İmge Sınıflandırması için Yeni Öznitelik Çıkarım Yöntemi: Add-Tda Algısal Özet Fonksiyonu Tabanlı Evrişimsel Sinir Ağ (Add-Tda-Esa)
Year 2019,
Volume: 12 Issue: 1, 30 - 38, 01.06.2019
Fatih Özyurt
,
Engin Avcı
Abstract
Bu çalışma, Evrişimsel Sinir Ağı (ESA)
kullanarak, imge sınıflandırma süresini azaltan, sınıflandırma performansını
kabul edilebilir değerde tutabilen bir metodu önermektedir. Ayrık Dalgacık
Dönüşümü - Tekil Değer Ayrıştırmaya dayalı algısal özet fonksiyonu kullanarak
Evrişimsel Sinir Ağı (ADD-TDA-ESA) adlı hibrit modelde, sınıflandırma süresini
azaltmak için ESA ile birlikte ADD-TDA tabanlı algısal özet
fonksiyonu kullanılmıştır. Algısal özet fonksiyonlarının en önemli
özelliği imgelerin belirgin özelliklerini elde etmektir. Bu yöntemde, ilk
olarak imgelerin belirgin özelliklerini elde etmek için ADD-TDA algısal özet
fonksiyonu uygulanmıştır. Daha sonra belirgin özelliklerden oluşan 32x32
boyutundaki imgeler ESA’ya girdi olarak verilerek öznitelikler çıkartılıp
Destek Vektör Makinesine sınıflandırma için verilmiştir. ADD-TDA-ESA yöntemi,
Caltech-101 veri tabanında bulunan imgeler için uygulanmıştır. Deneysel
sonuçlar önerilen ADD-TDA-ESA yönteminin %95.8 doğruluk oranına sahip olduğunu
göstermiştir. Ayrıca kullanılan bu yöntem ile klasik yöntemde 241.21 saniye
olan çalışma süresi 83.08 saniyeye düşmüştür. Deney sonuçları ADD-TDA-ESA
yönteminin, imge sınıflandırma doğruluğunu yüksek tutarak klasik ESA’ya
göre çok daha hızlı performans sergilediğini göstermektedir.
References
- [1]. Lowe, D. G. (2004). Distinctive image features from scale-invariant key points. International journal of computer vision, 60(2), 91-110.

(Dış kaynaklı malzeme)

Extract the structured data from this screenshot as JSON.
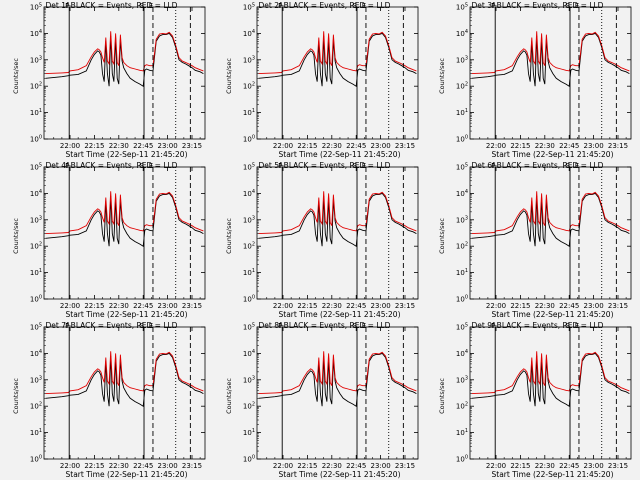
{
  "chart_data": {
    "type": "line",
    "panels": [
      {
        "title": "Det 1f-BLACK = Events, RED = LLD"
      },
      {
        "title": "Det 2f-BLACK = Events, RED = LLD"
      },
      {
        "title": "Det 3f-BLACK = Events, RED = LLD"
      },
      {
        "title": "Det 4f-BLACK = Events, RED = LLD"
      },
      {
        "title": "Det 5f-BLACK = Events, RED = LLD"
      },
      {
        "title": "Det 6f-BLACK = Events, RED = LLD"
      },
      {
        "title": "Det 7f-BLACK = Events, RED = LLD"
      },
      {
        "title": "Det 8f-BLACK = Events, RED = LLD"
      },
      {
        "title": "Det 9f-BLACK = Events, RED = LLD"
      }
    ],
    "xlabel": "Start Time (22-Sep-11 21:45:20)",
    "ylabel": "Counts/sec",
    "x_tick_labels": [
      "22:00",
      "22:15",
      "22:30",
      "22:45",
      "23:00",
      "23:15"
    ],
    "x_ticks_min": [
      15,
      30,
      45,
      60,
      75,
      90
    ],
    "xlim_min": [
      -1,
      98
    ],
    "y_scale": "log",
    "y_tick_exponents": [
      0,
      1,
      2,
      3,
      4,
      5
    ],
    "ylim": [
      1,
      100000
    ],
    "vertical_markers": [
      {
        "x_min": 14.5,
        "style": "solid",
        "label": "P"
      },
      {
        "x_min": 60.5,
        "style": "solid",
        "label": "S"
      },
      {
        "x_min": 66,
        "style": "dashed",
        "label": "E"
      },
      {
        "x_min": 80,
        "style": "dotted",
        "label": ""
      },
      {
        "x_min": 89,
        "style": "dashed",
        "label": ""
      }
    ],
    "series": [
      {
        "color": "#000000",
        "x_min": [
          0,
          10,
          14,
          15,
          20,
          25,
          28,
          30,
          32,
          33,
          34,
          35,
          36,
          37,
          38,
          39,
          40,
          41,
          42,
          43,
          44,
          45,
          46,
          47,
          48,
          50,
          52,
          55,
          58,
          60,
          61,
          62,
          64,
          66,
          68,
          70,
          72,
          74,
          76,
          78,
          80,
          82,
          84,
          86,
          88,
          90,
          92,
          95,
          97
        ],
        "y": [
          200,
          230,
          250,
          260,
          280,
          380,
          1000,
          1600,
          2200,
          2000,
          1500,
          300,
          150,
          5000,
          300,
          100,
          8000,
          300,
          150,
          7000,
          200,
          120,
          6000,
          900,
          500,
          300,
          200,
          150,
          120,
          100,
          400,
          450,
          400,
          380,
          5000,
          8000,
          9000,
          9000,
          10000,
          7000,
          3000,
          1000,
          800,
          700,
          600,
          500,
          400,
          350,
          300
        ]
      },
      {
        "color": "#e00000",
        "x_min": [
          0,
          10,
          14,
          15,
          20,
          25,
          28,
          30,
          32,
          33,
          34,
          35,
          36,
          37,
          38,
          39,
          40,
          41,
          42,
          43,
          44,
          45,
          46,
          47,
          48,
          50,
          52,
          55,
          58,
          60,
          61,
          62,
          64,
          66,
          68,
          70,
          72,
          74,
          76,
          78,
          80,
          82,
          84,
          86,
          88,
          90,
          92,
          95,
          97
        ],
        "y": [
          300,
          320,
          330,
          380,
          420,
          600,
          1300,
          2000,
          2600,
          2400,
          2000,
          1200,
          800,
          7000,
          900,
          700,
          12000,
          900,
          700,
          10000,
          800,
          600,
          9000,
          1200,
          800,
          600,
          500,
          450,
          400,
          380,
          600,
          650,
          600,
          600,
          6000,
          9500,
          10000,
          9500,
          11000,
          8000,
          3500,
          1200,
          900,
          800,
          700,
          600,
          500,
          420,
          380
        ]
      }
    ]
  }
}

- [2]. Jain, A. K., Ratha, N. K., & Lakshmanan, S. (1997). Object detection using Gabor filters. Pattern recognition, 30(2), 295-309.
- [3]. Ojala, T., Pietikainen, M., & Maenpaa, T. (2002). Multiresolution gray-scale and rotation invariant texture classification with local binary patterns. IEEE Transactions on pattern analysis and machine intelligence, 24(7), 971-987.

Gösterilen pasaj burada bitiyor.